Books I read in 2017

Long term readers (hi!) may recall my failure to achieve the target I had of reading 50 books in 2016. I had joined the 2016 Goodreads reading challenge, logged my reading activity, and hence had access to the data needed track my progress at the end of the year. It turns out that 41 books is less than 50.

Being a glutton for punishment, I signed up again in 2017, with the same cognitively terrifying 50 book target – basically one a week, although I cannot allow myself to think that way. It is now 2018, so time to review how I did.

Goodreads allows you to log which books you are reading and when you finished them. The finish date is what counts for the challenge. Nefarious readers may spot a few potential exploits here, especially if competing for only 1 year. However, I tried to play the game in good faith (but did I actually do so?  Perhaps the data will reveal!).

As you go through the year, Goodreads will update you on how you are doing with your challenge. Or for us nerd types, you can download a much more detailed and useful CSV. There’s also a the Goodreads API to explore, if that floats your boat.

Similarly to last year, I went with the CSV.  I did have to hand-edit the CSV a little, both to fill in a little missing data that appears to be absent from the Goodreads dataset, and also to add couple of extra data fields that I wanted to track that Goodreads doesn’t natively support. I then popped the CSV into a Tableau dashboard, which you can explore interactively by clicking here.

Results time!

How much did I read

Joyful times! In 2017 I got to, and even exceeded, my target! 55 books read.
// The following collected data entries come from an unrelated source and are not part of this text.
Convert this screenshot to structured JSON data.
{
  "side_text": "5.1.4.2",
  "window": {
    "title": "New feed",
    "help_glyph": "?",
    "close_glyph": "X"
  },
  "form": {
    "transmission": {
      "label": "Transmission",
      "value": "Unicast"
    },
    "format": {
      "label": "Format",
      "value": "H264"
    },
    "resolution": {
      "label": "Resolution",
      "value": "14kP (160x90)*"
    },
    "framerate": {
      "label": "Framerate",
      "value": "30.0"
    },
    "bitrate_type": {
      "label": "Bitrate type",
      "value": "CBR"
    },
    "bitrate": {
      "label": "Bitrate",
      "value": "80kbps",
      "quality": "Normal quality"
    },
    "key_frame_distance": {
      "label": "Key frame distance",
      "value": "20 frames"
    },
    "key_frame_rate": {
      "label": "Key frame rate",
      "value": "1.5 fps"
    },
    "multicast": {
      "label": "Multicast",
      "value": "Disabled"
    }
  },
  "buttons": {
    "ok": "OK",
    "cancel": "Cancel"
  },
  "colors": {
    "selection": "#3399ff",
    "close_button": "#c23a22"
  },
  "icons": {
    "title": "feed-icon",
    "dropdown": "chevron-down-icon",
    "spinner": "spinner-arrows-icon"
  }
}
In comparison to my 2016 results, I got ahead right from the start of the year, and widened the gap notably in Q2. You can see a similar boost to that witnessed in 2016 around the time of the summer holidays, weeks 33-35ish. Not working is clearly good for one’s reading obligations.

What were the characteristics of the books I read?

Although page count is a pretty vague and manipulable measure – different books have different physical sizes, font sizes, spacing, editions – it is one of the few measures where data is easily available so we’ll go with that. In the case of eBooks or audio books (more on this later) without set “pages” I used the page count of the respective paper version. I fully acknowledge this rigour of this analysis as falling under “fun” rather than “science”.

So the first revelation is that this year’s average pages per read book was 300, a roughly 10% decrease from last year’s average book. Hmm. Obviously, if everything else remains the same,  the target of 50 books is easier to meet if you read shorter books! Size doesn’t always reflect complexity or any other influence around time to complete of course.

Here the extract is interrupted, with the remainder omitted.